Emil Ponfick (3 November 1844 – 3 November 1913) was a German pathologist born in Frankfurt am Main.

In 1867 he received his medical doctorate from the University of Heidelberg, and later was an assistant to Friedrich Daniel von Recklinghausen (1833–1910) at Würzburg, and to Rudolf Virchow (1821–1902) in Berlin. Afterwards, he succeeded Theodor Ackermann (1825–1896) as professor of pathology at Rostock (1873), followed by professorships at Göttingen (from 1876) Breslau (from 1878), where he replaced Julius Friedrich Cohnheim (1839–1884) as director of the pathological institute. He remained at the University of Breslau until his death in 1913.

Ponfick is remembered for his pioneer research of actinomycosis, and his recognition of the causative role Actinomyces played in human actinomycosis. He is credited with establishing the unity of human and bovine forms of the disease. In 1882 he published Die Actinomykose des Menschen, eine neue Infectionskrankheit (Actinomycosis of humans, a new infectious disease) in regards to the disease. He also made significant contributions in his research of myxedema, writing two articles on the disorder, Myxoedem und Hypophysis (Myxedema and hypophysis) and Zur Lehre vom Myxoedem (The doctrine of myxedema).

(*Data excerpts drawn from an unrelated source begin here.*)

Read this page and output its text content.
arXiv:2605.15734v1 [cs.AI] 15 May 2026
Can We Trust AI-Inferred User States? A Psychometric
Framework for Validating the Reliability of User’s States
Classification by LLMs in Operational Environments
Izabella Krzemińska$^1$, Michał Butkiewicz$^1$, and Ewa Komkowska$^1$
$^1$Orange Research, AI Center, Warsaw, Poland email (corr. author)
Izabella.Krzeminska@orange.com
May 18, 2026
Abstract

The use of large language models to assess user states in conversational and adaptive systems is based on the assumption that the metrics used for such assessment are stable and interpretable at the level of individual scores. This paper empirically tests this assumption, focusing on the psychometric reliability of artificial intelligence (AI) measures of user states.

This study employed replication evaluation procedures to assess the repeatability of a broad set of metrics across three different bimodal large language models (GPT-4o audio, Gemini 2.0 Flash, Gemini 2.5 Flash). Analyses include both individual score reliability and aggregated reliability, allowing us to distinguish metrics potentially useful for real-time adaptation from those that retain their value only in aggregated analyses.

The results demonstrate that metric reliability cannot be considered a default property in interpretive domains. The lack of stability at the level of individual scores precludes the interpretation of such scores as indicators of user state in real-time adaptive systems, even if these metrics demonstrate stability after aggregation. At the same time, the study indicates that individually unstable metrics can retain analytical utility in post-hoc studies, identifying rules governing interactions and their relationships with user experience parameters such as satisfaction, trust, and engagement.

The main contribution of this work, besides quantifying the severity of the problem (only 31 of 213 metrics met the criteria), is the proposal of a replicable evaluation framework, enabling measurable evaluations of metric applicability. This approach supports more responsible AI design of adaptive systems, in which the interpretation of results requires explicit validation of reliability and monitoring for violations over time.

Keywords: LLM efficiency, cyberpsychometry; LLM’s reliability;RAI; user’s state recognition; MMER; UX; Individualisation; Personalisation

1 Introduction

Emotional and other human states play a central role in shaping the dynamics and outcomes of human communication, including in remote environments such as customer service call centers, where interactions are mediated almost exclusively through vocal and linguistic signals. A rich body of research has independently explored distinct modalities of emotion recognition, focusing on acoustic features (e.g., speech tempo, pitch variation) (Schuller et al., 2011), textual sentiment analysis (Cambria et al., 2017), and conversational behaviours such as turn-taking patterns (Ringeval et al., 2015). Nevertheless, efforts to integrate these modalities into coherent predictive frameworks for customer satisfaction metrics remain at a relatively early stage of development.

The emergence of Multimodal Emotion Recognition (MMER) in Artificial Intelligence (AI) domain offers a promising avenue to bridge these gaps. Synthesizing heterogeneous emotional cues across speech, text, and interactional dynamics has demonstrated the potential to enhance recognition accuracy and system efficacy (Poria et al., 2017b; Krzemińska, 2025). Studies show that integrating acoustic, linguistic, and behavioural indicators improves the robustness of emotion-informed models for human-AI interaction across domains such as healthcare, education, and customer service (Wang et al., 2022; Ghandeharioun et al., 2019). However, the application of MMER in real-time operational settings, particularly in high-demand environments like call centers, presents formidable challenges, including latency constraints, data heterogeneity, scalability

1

In 1874, Ponfick warned the Association of Baltic Physicians about the dangers of animal-to-human blood transfusions (xenotransfusion). This warning was based on empirical experience: a patient had died after receiving blood from a sheep. The following year physiologist Leonard Landois (1837–1902) from the University of Greifswald backed up Ponfick's findings with statistical data on the dangers of xenotransfusion.

== Principal writings ==
- Die Actinomykose des Menschen, eine neue Infectionskrankheit. Monograph, Berlin, 1882.
- Topographischer Atlas der medizinisch-chirurgischen Diagnostik. Jena, 1901
- Untersuchungen über die exsudative Nierenentzündung. Text and atlas. Jena, 1914.